Zelfde angst, ander jasje. Met mijn zoon door de stad fietsen en een vrachtwagen passeren bezorgt me standaard opdringerige beelden van uitglijden, mijn evenwicht verliezen, zijn hoofdje onder een van die dikke harde banden zien verdwijnen. Hier kun je veel over zeggen, maar dat hoeft niet*.

In het boek dat ik nu schrijf speelt angst een grote rol. Het is een gothic novel aan het worden, met een kleine dorpsgemeenschap als decor. Omdat ik niet zeker wist of de dreiging wel over zou komen heb ik ter lering het scariest novel of the year 2016 gedownload. Stranded, van Bracken MacLeod**.

Wanneer de Hollywoodfilmversie van een verhaal zich onder het lezen al aan je opdringt weet je dat een boek geen literatuur is, maar laat ik het daar niet over hebben. De effectiviteit van een boek als Stranded is onmiskenbaar, ook voor mij, die dit genre altijd links liet liggen: ik lees in elk vrij ogenblik en denk gedurende de dag meerdere keren aan het verhaal. Wat Stranded óók doet is me een goed gevoel geven over mijn eigen werk.

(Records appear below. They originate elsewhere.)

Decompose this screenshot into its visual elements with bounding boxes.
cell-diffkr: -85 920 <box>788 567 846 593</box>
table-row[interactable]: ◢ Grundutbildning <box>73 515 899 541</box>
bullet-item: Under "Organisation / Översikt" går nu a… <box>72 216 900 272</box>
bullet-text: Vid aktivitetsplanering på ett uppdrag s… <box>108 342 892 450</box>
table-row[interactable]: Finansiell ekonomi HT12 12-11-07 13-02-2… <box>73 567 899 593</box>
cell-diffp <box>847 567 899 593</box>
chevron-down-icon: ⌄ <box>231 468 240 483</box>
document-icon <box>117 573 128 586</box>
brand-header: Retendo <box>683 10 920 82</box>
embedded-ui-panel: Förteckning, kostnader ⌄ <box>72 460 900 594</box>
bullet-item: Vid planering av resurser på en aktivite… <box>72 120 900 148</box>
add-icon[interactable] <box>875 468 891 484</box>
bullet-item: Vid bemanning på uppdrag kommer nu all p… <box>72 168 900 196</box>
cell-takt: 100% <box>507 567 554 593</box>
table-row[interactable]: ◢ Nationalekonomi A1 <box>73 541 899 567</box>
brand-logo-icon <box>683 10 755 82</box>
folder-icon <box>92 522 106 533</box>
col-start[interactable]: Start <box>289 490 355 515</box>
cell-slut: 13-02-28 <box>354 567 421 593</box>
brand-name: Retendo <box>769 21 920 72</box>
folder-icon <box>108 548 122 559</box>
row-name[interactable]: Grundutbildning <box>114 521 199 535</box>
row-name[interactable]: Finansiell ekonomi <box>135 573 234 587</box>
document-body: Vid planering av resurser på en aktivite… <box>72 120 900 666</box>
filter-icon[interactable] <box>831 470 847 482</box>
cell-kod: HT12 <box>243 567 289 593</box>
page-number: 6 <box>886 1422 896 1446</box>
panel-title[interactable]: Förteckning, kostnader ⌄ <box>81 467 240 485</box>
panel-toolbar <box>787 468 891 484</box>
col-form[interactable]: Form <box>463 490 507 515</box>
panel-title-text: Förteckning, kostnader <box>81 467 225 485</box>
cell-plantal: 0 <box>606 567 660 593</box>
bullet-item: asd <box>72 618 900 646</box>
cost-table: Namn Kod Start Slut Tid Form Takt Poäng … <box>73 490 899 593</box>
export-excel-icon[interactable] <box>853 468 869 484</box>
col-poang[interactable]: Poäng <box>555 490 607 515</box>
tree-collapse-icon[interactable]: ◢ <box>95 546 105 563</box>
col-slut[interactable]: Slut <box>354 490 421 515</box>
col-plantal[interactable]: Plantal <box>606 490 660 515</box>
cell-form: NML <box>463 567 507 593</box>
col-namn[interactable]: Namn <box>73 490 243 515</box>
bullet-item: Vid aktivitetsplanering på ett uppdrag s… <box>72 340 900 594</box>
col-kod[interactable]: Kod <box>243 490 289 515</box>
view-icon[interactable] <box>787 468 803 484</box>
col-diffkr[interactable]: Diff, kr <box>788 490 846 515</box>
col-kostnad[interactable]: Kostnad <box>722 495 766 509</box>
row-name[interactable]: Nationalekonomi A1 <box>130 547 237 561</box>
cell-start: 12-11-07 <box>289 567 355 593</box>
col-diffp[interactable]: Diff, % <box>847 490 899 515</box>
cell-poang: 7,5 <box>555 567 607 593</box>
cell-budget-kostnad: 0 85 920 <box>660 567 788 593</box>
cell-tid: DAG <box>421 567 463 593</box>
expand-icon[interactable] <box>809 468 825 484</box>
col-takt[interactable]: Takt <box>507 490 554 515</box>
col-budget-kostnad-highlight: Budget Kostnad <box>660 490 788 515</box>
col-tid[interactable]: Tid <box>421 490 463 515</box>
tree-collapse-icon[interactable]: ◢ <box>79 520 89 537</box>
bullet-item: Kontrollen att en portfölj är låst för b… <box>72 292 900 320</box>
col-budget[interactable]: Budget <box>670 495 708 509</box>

Kleine groep mensen: check

Geïsoleerd van de buitenwereld: check

Een hoofdpersoon die zich buiten die groep voelt staan: check

Dreiging die zich indirect meldt, maar steeds zichtbaarder wordt: check

Het geleidelijk veranderen van de niet-hoofdpersonen van de groep, een subtiele verschuiving waardoor ook zij deel gaan uitmaken van de dreiging en de hoofdpersoon hen begint te vrezen: check

Op het internet – zoals bekend de enige bron van betrouwbare informatie – vond ik onderstaand lijstje van de verschillende mogelijke vormen van angst:

  1. Extinction—the fear of annihilation, of ceasing to exist.
  2. Mutilation—the fear of losing any part of our precious bodily structure; the thought of having our body’s boundaries invaded, or of losing the integrity of any organ, body part, or natural function.
  3. Loss of Autonomy—the fear of being immobilized, paralyzed, restricted, enveloped, overwhelmed, entrapped, imprisoned, smothered, or otherwise controlled by circumstances beyond our control.
  4. Separation—the fear of abandonment, rejection, and loss of connectedness; of becoming a non-person—not wanted, respected, or valued by anyone else.
  5. Ego-death—the fear of humiliation, shame, or any other mechanism of profound self-disapproval that threatens the loss of integrity of the Self; the fear of the shattering or disintegration of one’s constructed sense of lovability, capability, and worthiness.

In Stranded zitten ze alle vijf. In mijn boek, geloof ik, ook. Eén ding minder om me zorgen over te maken.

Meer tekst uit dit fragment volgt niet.